Helft van ziekten veroorzaakt de mens zelf

Tezamen veroorzaken al deze 84 risicofactoren 49 procent van alle ziekten van Amerikanen in 2016. Dat is hoger dan de genoemde 27 procent van de kosten van ziekten. Ik leg dit verschil uit met een voorbeeld van de auteurs. Roken leidt tot een percentage van x procent van de bevolking met longkanker. De kosten van zorg aan personen met deze aandoening zijn evenwel laag omdat de periode van diagnosestelling tot overlijden meestal kort is. Het aandeel van longkanker in de totale zorgkosten is daarom lager dan het percentage patiënten met longkanker in de bevolking.

Andere uitkomsten van de studie

Als laatste stap vermenigvuldigden de auteurs de risicofactoren per ziekte met de kosten per ziekte. Deze vermenigvuldiging leverde voor hart- en vaatziekten op dat 71 procent van de zorgkosten daarvan is toe te schrijven aan de genoemde 84 risicofactoren. Enkele andere interessante percentages zijn de zorgkosten van leverziekten en van diabetes en verwante aandoeningen, respectievelijk voor 50 procent en 41 procent toe te schrijven aan de risicofactoren. Andere ziekten zoals kanker, longaandoeningen en ongevallen scoren alle ongeveer even hoog als het gemiddelde van alle ziekten, de reeds genoemde 27 procent. Bij mannen ligt dit percentage overigens op 31 procent en bij vrouwen op 24 procent. Bij 65-plussers komt de score uit op 45 procent.

Kracht en zwakte van de studie

Mij ontbreekt de tijd en expertise om de zes bijlagen met statistische verantwoordingen te doorgronden. Vooralsnog ga ik ervan uit dat deze studie, gepubliceerd in een gerenommeerd vakblad, grondig en verantwoord is uitgevoerd. Toch noem ik enkele zwakke punten.
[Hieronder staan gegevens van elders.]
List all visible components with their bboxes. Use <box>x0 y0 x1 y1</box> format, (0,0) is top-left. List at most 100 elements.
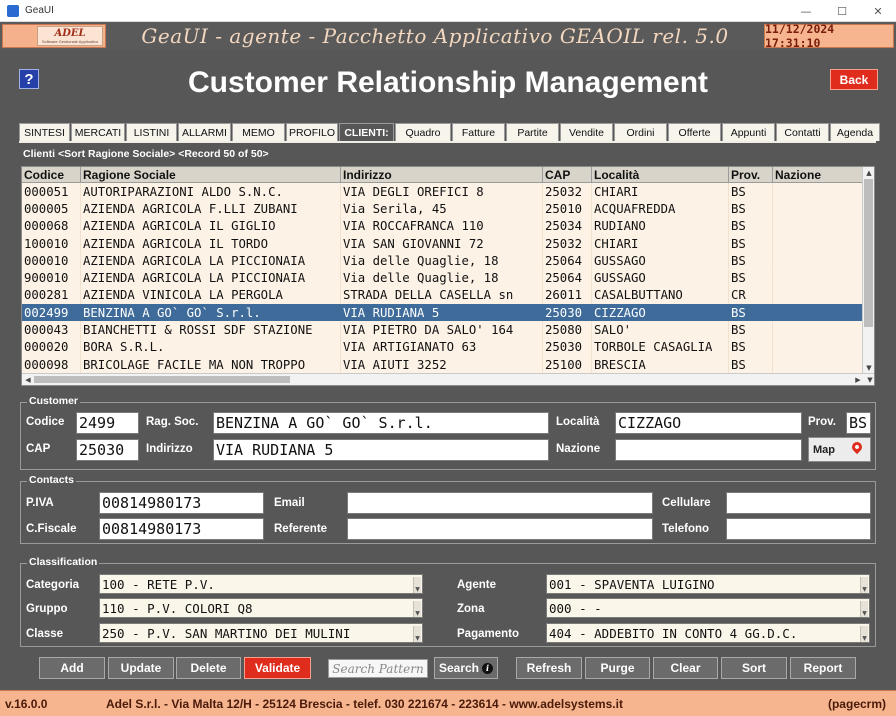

· De gegevens stammen uit het jaar 2016. Toen was er nog geen sprake van covid-19. Risicofactoren die de epidemie veroorzaken (bijvoorbeeld de wekelijke reproductiefactor) en beperken (geheel of gedeeltelijke lockdown) in een land zijn nog niet opgenomen in de 84 genoemde risicofactoren. Evenmin waren er in 2016 zorgkosten voor covid-19. De auteurs melden dat besmettelijke ziekten zoals griep en geslachtsziekten 28 procent uitmaakten van alle Amerikaanse ziekten in 2016.

· Het is de auteurs niet gelukt om risicofactoren mee te nemen die sociaal- economische gezondheidsverschillen aanduiden. De bekendste hiervan is de SES-score. Deze zijn In Nederland bekend per postcodegebied. Dat zal toch ook wel zo zijn in de USA?

· Tussen de intrede van een risicofactor en het optreden van een ziekte zit een tijdsverloop van soms decennia. Wie op twintigjarige leeftijd begint met roken krijgt pas jaren later kanker. Hoewel de auteurs en hun instituten al sinds 1990 onderzoek doen naar de relatie preventie en zorgkosten, is het hun nog niet gelukt om deze vertraging in hun model mee nemen. Ik kijk halsreikend uit naar nieuwe publicaties die dat wel doen.

Wat kan Nederland hiermee?

Zoals gezegd, is de studie uniek omdat deze voor het eerst zorgkosten aan risicofactoren voor ziekten relateert. Daarom is het aan te bevelen dat Nederlandse gezondheidseconomen en epidemiologen deze Amerikaanse studie met Nederlandse data herhalen. De gegevens per ziekte zijn beschikbaar bij onder meer Vektis, Nivel, diverse medische registraties en RIVM. Met de uitkomsten van de studie is per risicofactor en per ziekte een preventiebeleid te ontwikkelen dat op termijn kosten bespaart.

De studie doet het preventiedebat in Nederland kantelen: preventie doe je om de ziektelast met de helft te verkleinen én de zorgkosten met ruim een kwart te verlagen.